Penegasan ini mengharuskan kita untuk mengetahui cara bagaimana supaya Allah menolong kita supaya kita tidak bersahabat dengan hawa-nafsu. Maka hanya shalatlah yang menjadi jalan utama untuk mendapat pertolongan Allah, seperti tuntunan teks ayat di atas.

Terkait dengan puasa ramadlan, sebenarnya puasa tidak bisa dipisah dari shalat tarawih. Karena memang shalat merupakan penentu apakah ibadahnya mukmin dinilai baik atau tidak. Tak terkecuali ibadah puasa di bulan ramadlan. Artinya puasa dalam arti menahan makan-minum-senggama tidak berdiri sendiri.

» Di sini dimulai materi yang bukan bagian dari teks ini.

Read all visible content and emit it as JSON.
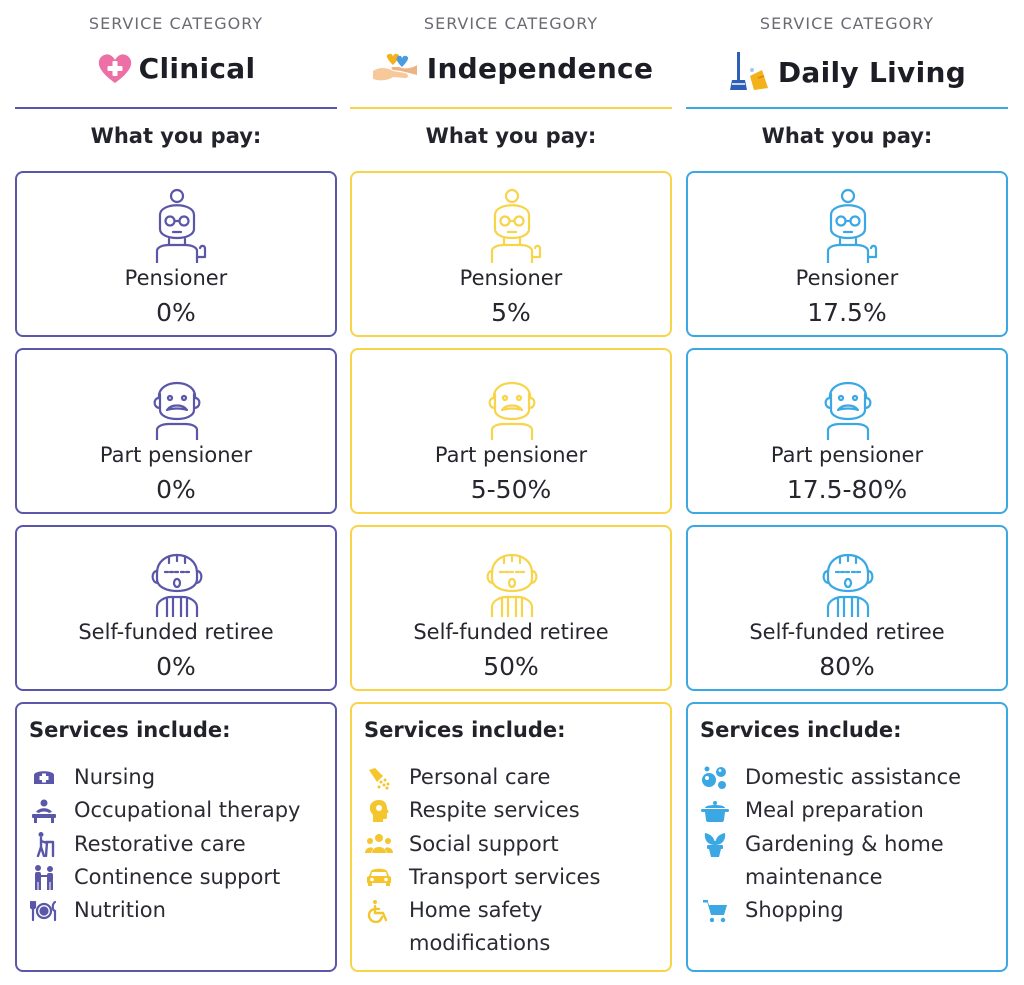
{
  "columns": [
    {
      "kicker": "SERVICE CATEGORY",
      "title": "Clinical",
      "icon": "heart-cross-icon",
      "accent": "#5b57a8",
      "pay_label": "What you pay:",
      "tiers": [
        {
          "name": "Pensioner",
          "value": "0%",
          "avatar": "grandmother-icon"
        },
        {
          "name": "Part pensioner",
          "value": "0%",
          "avatar": "grandfather-icon"
        },
        {
          "name": "Self-funded retiree",
          "value": "0%",
          "avatar": "old-man-icon"
        }
      ],
      "services_title": "Services include:",
      "services": [
        {
          "label": "Nursing",
          "icon": "nurse-cap-icon"
        },
        {
          "label": "Occupational therapy",
          "icon": "therapy-icon"
        },
        {
          "label": "Restorative care",
          "icon": "walking-frame-icon"
        },
        {
          "label": "Continence support",
          "icon": "assist-person-icon"
        },
        {
          "label": "Nutrition",
          "icon": "plate-cutlery-icon"
        }
      ]
    },
    {
      "kicker": "SERVICE CATEGORY",
      "title": "Independence",
      "icon": "hands-hearts-icon",
      "accent": "#f7d44a",
      "pay_label": "What you pay:",
      "tiers": [
        {
          "name": "Pensioner",
          "value": "5%",
          "avatar": "grandmother-icon"
        },
        {
          "name": "Part pensioner",
          "value": "5-50%",
          "avatar": "grandfather-icon"
        },
        {
          "name": "Self-funded retiree",
          "value": "50%",
          "avatar": "old-man-icon"
        }
      ],
      "services_title": "Services include:",
      "services": [
        {
          "label": "Personal care",
          "icon": "shower-icon"
        },
        {
          "label": "Respite services",
          "icon": "head-icon"
        },
        {
          "label": "Social support",
          "icon": "people-group-icon"
        },
        {
          "label": "Transport services",
          "icon": "car-icon"
        },
        {
          "label": "Home safety modifications",
          "icon": "wheelchair-icon"
        }
      ]
    },
    {
      "kicker": "SERVICE CATEGORY",
      "title": "Daily Living",
      "icon": "broom-icon",
      "accent": "#3ba7e3",
      "pay_label": "What you pay:",
      "tiers": [
        {
          "name": "Pensioner",
          "value": "17.5%",
          "avatar": "grandmother-icon"
        },
        {
          "name": "Part pensioner",
          "value": "17.5-80%",
          "avatar": "grandfather-icon"
        },
        {
          "name": "Self-funded retiree",
          "value": "80%",
          "avatar": "old-man-icon"
        }
      ],
      "services_title": "Services include:",
      "services": [
        {
          "label": "Domestic assistance",
          "icon": "bubbles-icon"
        },
        {
          "label": "Meal preparation",
          "icon": "cooking-pot-icon"
        },
        {
          "label": "Gardening & home maintenance",
          "icon": "potted-plant-icon"
        },
        {
          "label": "Shopping",
          "icon": "shopping-cart-icon"
        }
      ]
    }
  ]
}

Jika memohon pertolongan Allah media utamanya shalat, maka kita harus tidak mengentengkan pemahaman kita tentang shalat. Karena dari segi makna sisi dalam wujud shalat dikabarkan bahwa rukun shalat tidak sama dengan shalat, seperti ibarat isi botol isi botol.

Takutnya selama ini kita hanya melaksanakan rukun shalat berupa rukun qauli dan rukun fi’li. Sisi dalam dari shalat itu nanti terletak pada rukun qalbi. Sisi dalam dari shalat ini akan kita kupas dengan bab atau bagian tersendiri.

Jadi, sisi dalam puasa adalah tidak sekedar menahan makan, minum, dan birahi. Tetapi puasa sesungguhnya adalah kemampuan menahan diri dari berperilaku dengan sifat hawa-nafsu.

Dari segi pemahaman sisi dalam puasa ini, sesungguhnya shiyâm itu tidak hanya di bulan ramadlan. Karena menghindari hawa-nafsu dalam perilaku itu harusnya sepanjang tahun.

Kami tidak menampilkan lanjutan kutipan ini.